With or without religion, the anti-technology trope is old. Jean-Jacques Rousseau — a radical but no “fundamentalist” in modern terms — went down that route with his Discourse on the Sciences and the Arts (1750). He won a prize for the essay, and it ensured his everlasting fame. However, in later years he had second thoughts and said it was his most poorly thought-out work. He realized that his real beef lay with a hierarchical society and authoritarian politics, and he began to find his way with the Discourse on Inequality (1755).

Granted, the “true believer,” in Hoffer’s terms, can rationalize his belief, but he may find it conflicts with other values. He risks becoming disenchanted if he understands it and draws its logical conclusions. However, Hoffer’s principle has corollaries, in particular:

“True believers” are not all alike; they’ll all have different reasons for their emotional attachment to the cause. Factions will appear and perhaps even schisms. All three of the “Abrahamic” religions — Judaism, Christianity and Islam — are cases in point. And other religions follow the same general pattern in one way or another.

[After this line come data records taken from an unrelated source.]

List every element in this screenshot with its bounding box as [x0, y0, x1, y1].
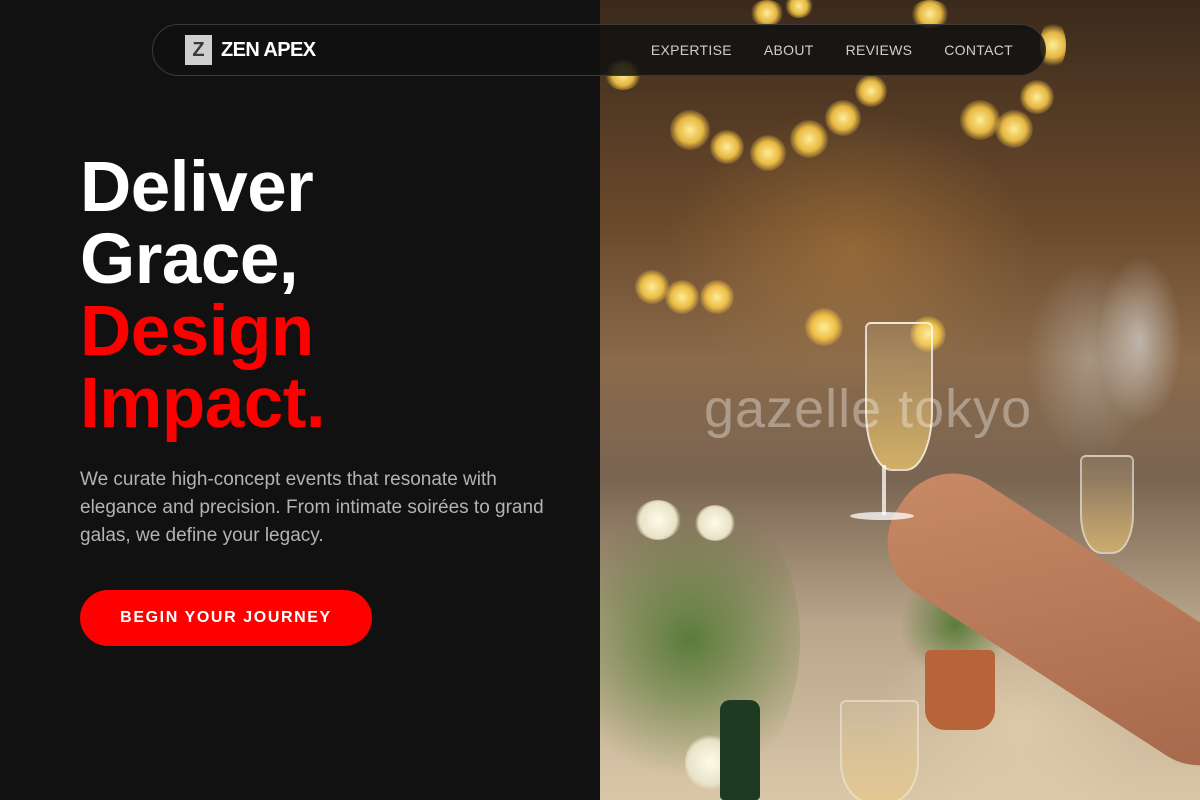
light-bokeh [790, 120, 828, 158]
light-bokeh [855, 75, 887, 107]
brand-logo[interactable]: Z ZEN APEX [185, 35, 316, 65]
light-bokeh [995, 110, 1033, 148]
light-bokeh [825, 100, 861, 136]
headline-line: Grace, [80, 220, 299, 299]
light-bokeh [805, 308, 843, 346]
light-bokeh [785, 0, 813, 18]
headline-line: Deliver [80, 148, 314, 227]
headline-accent-line: Design [80, 292, 314, 371]
light-bokeh [700, 280, 734, 314]
water-glass [840, 700, 919, 800]
light-bokeh [1020, 80, 1054, 114]
logo-mark-icon: Z [185, 35, 212, 65]
headline-accent-line: Impact. [80, 364, 326, 443]
begin-journey-button[interactable]: BEGIN YOUR JOURNEY [80, 590, 372, 646]
wine-bottle [720, 700, 760, 800]
hero-description: We curate high-concept events that reson… [80, 469, 544, 546]
hero-photo: gazelle tokyo [600, 0, 1200, 800]
nav-link-about[interactable]: ABOUT [764, 42, 814, 58]
light-bokeh [750, 0, 784, 26]
hero-left-panel: Deliver Grace, Design Impact. We curate … [0, 0, 600, 800]
nav-link-reviews[interactable]: REVIEWS [846, 42, 913, 58]
light-bokeh [635, 270, 669, 304]
nav-links: EXPERTISE ABOUT REVIEWS CONTACT [651, 42, 1013, 58]
light-bokeh [750, 135, 786, 171]
light-bokeh [670, 110, 710, 150]
light-bokeh [960, 100, 1000, 140]
champagne-glass [1080, 455, 1134, 554]
nav-link-contact[interactable]: CONTACT [944, 42, 1013, 58]
glass-stem [882, 465, 886, 515]
glass-base [850, 512, 914, 520]
flower [635, 500, 681, 540]
image-watermark: gazelle tokyo [704, 379, 1033, 439]
nav-link-expertise[interactable]: EXPERTISE [651, 42, 732, 58]
light-bokeh [665, 280, 699, 314]
plant-pot [925, 650, 995, 730]
top-navbar: Z ZEN APEX EXPERTISE ABOUT REVIEWS CONTA… [152, 24, 1046, 76]
brand-name: ZEN APEX [221, 38, 316, 61]
flower [695, 505, 735, 541]
hero-headline: Deliver Grace, Design Impact. [80, 148, 326, 443]
light-bokeh [710, 130, 744, 164]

The real trouble arises when “true believers” of any sort are long on belief and short on logic. At worst, different religions or even factions within the same religion can’t tolerate other points of view. As we see in James J. O’Donnell’s Pagans, that’s where the fighting begins. And we see in his Ruin of the Roman Empire how it can even bring on a Dark Age.

The hard lesson of the last 500 years is that all Christian denominations need each other. Will others repeat Europe’s 16th century in today’s world, perhaps ultimately with nuclear weapons?

Finally, to get back to “Canticles for a New Age,” we know that Walter M. Miller’s A Canticle for Leibowitz reaches a pessimistic conclusion. Your Marcus Hannegan wants to create a new way of thinking that will forestall a second catastrophe. How can he do that? Is it even possible? That’s where the story and discussion seem to lead.